Does the profession have greater legitimacy (or credibility) today than it did 20 years ago? Why or why not?

>> Absolutely, positively. Twenty years ago we were fighting for credibility. CEOs were very often saying, well, let’s hire a director of PR. I don’t anyone more senior than that. And let’s make them report to the head of Human Resources or the Law Department, but that’d be fine. And today CEOs, as confirmed by the Page study and other work that’s been done are saying, I want the best possible public relations talent I can have.

And if necessary, even if I have a number of direct reports, the person needs to report to me. I need to rely on this person to be the pulse of the organization and tell me straight face-to-face what’s going on. And it’s not perfect yet. I mean, there’s still probably 40% of corporations and major organizations out there that aren’t that enlightened.
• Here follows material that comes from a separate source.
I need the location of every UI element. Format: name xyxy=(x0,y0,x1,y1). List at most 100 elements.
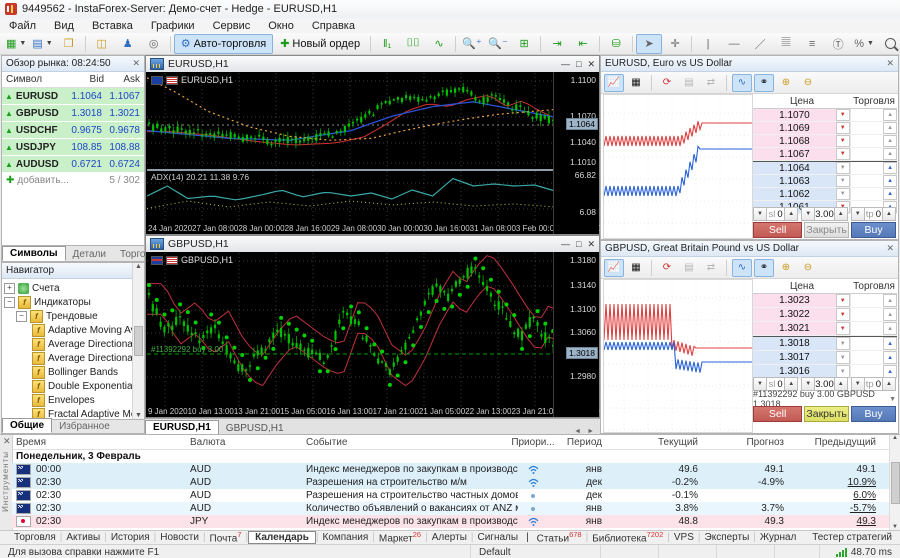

But when I started in this profession, maybe it was 2 or 3%, it was very few, and so we’ve made great progress.

What’s your best advice about a career in PR to students who are just entering the work world?

>> Be prepared to probably never work harder in the first few years, but you’re going to have a lot of fun. And when you all of a sudden wake up one day and you realize that all of your friends hate their jobs and you love your job, that it’s a nice profession to be in.

You’ll never feel like you’ve worked in a real job if you’re in PR, and that’s not to belittle it. It’s just the engagement of what this profession offers. I work very hard, but I always finish the day saying, that really feels good, even on bad days when we’re in the middle of a crisis.

So I think you got to pay your dues, though. And I think there’s a lot of desire that I want to jump into this and be successful right away. And what you do is you work really hard, and it will happen sooner. But if you jump in saying I’m going to be a hot shot and I’m going to really go to the top in this profession, it probably won’t happen.

Again, back to patience and don’t take yourself too seriously, and make sure you listen to everyone around you, and you will succeed.

If you were hiring an entry-level PR professional in your organization today, what factors would weigh most heavily in your decision making?

>> I shouldn’t probably give out my secrets, but I have the receptionist test. And if there’s somebody that comes in for an interview and I wonder if this person might be just right for the job, I’ll go talk to Georgia and ask her what she thought of the person.

And usually, it confirms my point of view. And it’s first impressions. It’s being able to treat everyone equally and come in. And if you’re pleasant to the receptionist and everyone along the way, so that goes through personality. And then two writing and too many young people can’t write well.

And I just find that it’s critical, and so we give a writing test. And every time, every time I’ve agreed to hire anyone under a C, like a C minus writer, I made a mistake. So I think that personality and writing, we can train everything into the experience because you will need those two essentials to survive and to thrive in the profession.